# ? about training homing pigeons



## susanussery (May 13, 2008)

ok i know that you should start training your pigeons when they are about 6-8 weeks old, but what about older pigeons that you acquire. I have some that a friend gave me, they are approximately a year old that he had trained to return to his loft. they have here in my loft for about 3 1/2 months now. i was wondering how long they will need to be located here before they will return to my loft when let to fly loose (if ever, is it even possible to retrain them?). Also, is there any way of distinguishing the males from the females? these are the first ones i've had, and they have started breeding already (3 out of 4 of the eggs laid have hatched and the youngsters are doing wonderfully) but i dont know which ones are male and which are female, although i have noticed that the ones i'm assuming are males tend to fluff up their neck feathers making them look larger when they are cooing etc. at any rate any info you could possibly give me would be absolutely wonderful!!! thanks in advance!~susan


----------



## Lovebirds (Sep 6, 2002)

susanussery said:


> ok i know that you should start training your pigeons when they are about 6-8 weeks old, but what about older pigeons that you acquire. I have some that a friend gave me, they are approximately a year old that he had trained to return to his loft. they have here in my loft for about 3 1/2 months now. i was wondering how long they will need to be located here before they will return to my loft when let to fly loose (if ever, is it even possible to retrain them?). Also, is there any way of distinguishing the males from the females? these are the first ones i've had, and they have started breeding already (3 out of 4 of the eggs laid have hatched and the youngsters are doing wonderfully) but i dont know which ones are male and which are female, although i have noticed that the ones i'm assuming are males tend to fluff up their neck feathers making them look larger when they are cooing etc. at any rate any info you could possibly give me would be absolutely wonderful!!! thanks in advance!~susan


I assume you asking about the adult birds when you ask who's male, who's female? 
If they are on babies and/or eggs............the female (hen) sits on the eggs/babies all night and up until around 10:00ish in the AM. The male (cock) will take over around 10:00/11:00 and sit for part of the afternoon.
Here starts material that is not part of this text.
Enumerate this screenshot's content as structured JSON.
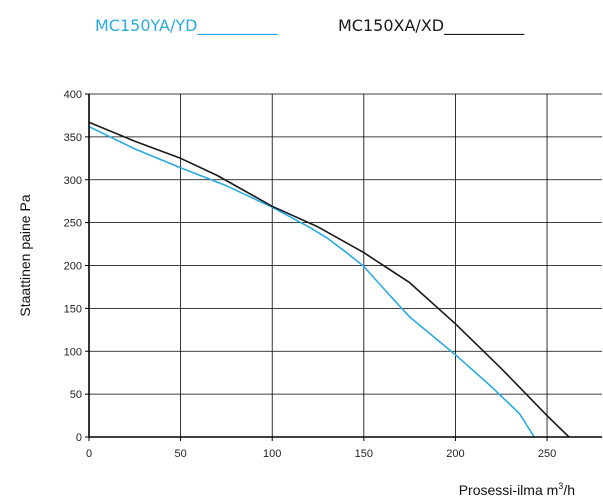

The mother spends WAY more time with the nest than the Dad does. That's one way to tell. And then the cooing and fluffing up neck is more than likely the males. 
As far as flying your older birds............I won't tell you it's impossible to do, but it is very risky. How far away are you from their previous loft? If you are close enough and they were trained to home there and the previous owner will agree to let you come get any birds that return to his loft, then you MIGHT be able to break the birds to your loft with a little bit of effort and persistence. 
Now, if these birds were just raised in another loft, but never actually trained to home there, I would advise against turning them loose at all. They MIGHT go "home", they MIGHT stay there with you or they MIGHT (most likely) take off to parts unknown and be gone for good. 
For the most part, it's pretty risky to try to train birds to a new loft. The only way to know if it has worked or not is to turn them loose. If they don't stay, then you have no idea where they are or how long they will survive. 
So, depending on your situation, you'll have to make that call. They are called "homing pigeons" because they almost always will go, or try to go home, no matter where that is and home is where they first learned to fly from.


----------



## susanussery (May 13, 2008)

*hoping*

i live around 2 hours from where they were housed before, and i was hoping that if i kept them in their loft here for several months and then gradually let them fly for short periods of time, they would possibly "home in" on the loft they are in now (mine) especially those who have nests and/or babies here. Any thoughts? oh and they were trained to return home, they were used for wedding/funeral releases which is the same thing we were planning on doing.


----------



## MaryOfExeter (Sep 30, 2007)

Being a year old, and trained at the previous loft, it is very risky. If you're willing to drive two hours a few times to retrieve the birds, you could try to let them out. There's no guarantee that the birds will even make it back the their old loft, but they'll try if they leave your place. After a few times of letting them out, bringing them back, and locking them in for a while after each try, you _might_ be able to break them to your loft. Chances are you'll loose them all trying before you get them 'loft broken'. The best thing to do is just keep them prisoner from now on and raise/train the babies to do your wedding releases and such


----------



## Lovebirds (Sep 6, 2002)

MaryOfExeter said:


> Being a year old, and trained at the previous loft, it is very risky. If you're willing to drive two hours a few times to retrieve the birds, you could try to let them out. There's no guarantee that the birds will even make it back the their old loft, but they'll try if they leave your place. After a few times of letting them out, bringing them back, and locking them in for a while after each try, you _might_ be able to break them to your loft. Chances are you'll loose them all trying before you get them 'loft broken'. *The best thing to do is just keep them prisoner from now on and raise/train the babies to do your wedding releases and such *



I agree 100%............
I gave a man some of my birds. He's about 150 miles from me, give or take. He had the birds for 4 or 5 months....long story short, he turned them loose and one that was trained to my loft showed up here one afternoon. 
A good bird will try to go home..........that's just what they do. Doesn't matter about mates, babies,..............if you care about the birds, keep them in the loft safe and fly their babies.


----------



## DEEJAY7950 (Dec 13, 2006)

That's my experience also, no matter how long you keep them locked up even if they have raised a few rounds when let out they will fly around even landing on your loft making you think alls well then probably when the bird gets his or her bearings and is strong enough up up and away they go ,higher and higher, then gone for ever!


----------



## susanussery (May 13, 2008)

well that is terrible, so will i need to make a separate loft for the new birds that are being born? how can i only let the young ones go and not the adults?


----------



## Lovebirds (Sep 6, 2002)

susanussery said:


> well that is terrible, so will i need to make a separate loft for the new birds that are being born? how can i only let the young ones go and not the adults?


That's the problem with having just one loft. It's hard to get by with just one or even two for that matter. You either need separate lofts or separate sections within one loft. Other wise, you're forced to catch the prisoners and put them in a basket until the flyers get out of the loft and you close it back up. That WILL become a pain sooner or later.


----------